1. Aspect actif de la tradition.

Quelques textes glanés dans les manuels récents suffisent à manifester la pensée de leur ? auteurs. Scheeben enseigne que « le témoignage collectif des évêques constitue très exactement la tradition ». Dogmatik, 1. 1, n. 328. Chr. Pesch : « La prédication de l’Église, continuée depuis les apôtres jusqu’à nos jours, est la tradition sacrée, activement considérée ; et la doctrine, ainsi transmise, est la tradition passive. » Compendium theologiæ dogm., t. i, n. 397. Il enseigne que « le magistère de l’Église est l’organe même de la tradition, organe dont l’activité se manifeste dans les documents et monuments de

l’antiquité chrétienne ». Prælectiones dogmalica-, t. i, n. 564. Même note chez J. Pohle, dans l’art. Tradition du Kirchenlexicon, t. xi, col. 1933 ; toutefois cet auteur se défend d’identifier tradition et magistère. La tradition activement considérée est une action et l’action ne saurait être confondue avec le principe même de l’action. Col. 1928. H. Dieckmann enseigne que « la doctrine du Christ est contenue dans la tradition, c’est-à-dire dans le magistère de l’Église et dans son exercice, fort pertinemment désigné sous le nom de prédication perpétuelle de l’Évangile ». De Ecclesia, t. ii, n. 670. Le P. Schultes, O. P., écrit de son côté : « La foi et la prédication del’Église constituent la règle ordinaire de la foi. Cette prédication ecclésiastique est à juste titre considérée comme la continuation et la transmission de la prédication même du Seigneur et des apôtres. » De Ecclesia catholica, Paris, 1926, p. 583. « La tradition, activement considérée, dit Mazzella, n’est pas autre chose que l’ensemble des actes et des moyens par lesquels est communiquée la doctrine transmise. » De religione et Ecclesia, n. 319. On pourrait relever cent citations analogues, dont les textes n’ajouteraient rien à la doctrine ici rappelée.

2. Aspect passif ou objectif de la tradition.

C’est la doctrine transmise elle-même qui constitue l’objet de la tradition active, et qu’on peut ainsi dénommer tradition passive.
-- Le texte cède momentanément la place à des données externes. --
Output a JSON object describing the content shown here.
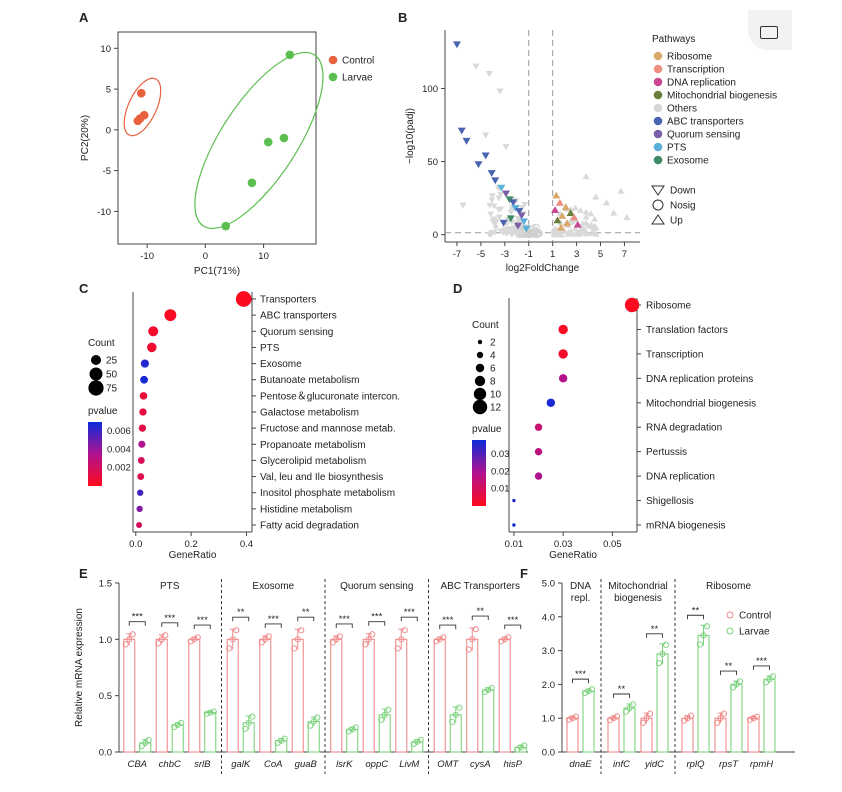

La plupart des auteurs qu’on vient de citer retiennent cette autre acception du mot tradition. Ainfi Chr. Pesch : La tradition est fréquemment prise en un sens passif, et elle s’identifie alors avec les vérités transmises par la prédication de l’Église. » Prælect. dogm., t. i, n. 564. Les deux éléments réunis, tradition active et tradition passive, forment la tradition tout court. Compendium theol. dogm., t. i, n. 397. H. Dieckmann applique aussi, en un sens passif, le mot tradition à la doctrine chrétienne enseignée par le magistèie. Op. cit., n. 666. De Groot définit la tradition : « La doctrine révélée, non consignée dans les Écriture ?, mais transmise par le Christ de vive voix à l’Église. » Summa apologetica de Ecclesia…, Ratisbonne, 1892, q. xvii, a. 1, p. 666. Tanquerey entend par tradition, au sens strict du mot, « la doctrine révélée, non relatée dans l’Écriture ». De vera religione…, Paris, 1910, n. 944. Muncunill n’a pas une autre conception : au sens même le plus strict, la tradition est « une doctrine reçue du Christ ou des apôtres de vive voix et transmise jusqu’à nous, et qui n’est renfermée dans l’Écriture ni implicitement, ni explicitement ». Tract, de locis theologicis, Barcelone, 1916, n. 105. Cette conception de traditions orales excluant l’Écriture n’est pas rare, on l’a vu au cours de cette étude, soit chez les Pères, soit chez les théologiens.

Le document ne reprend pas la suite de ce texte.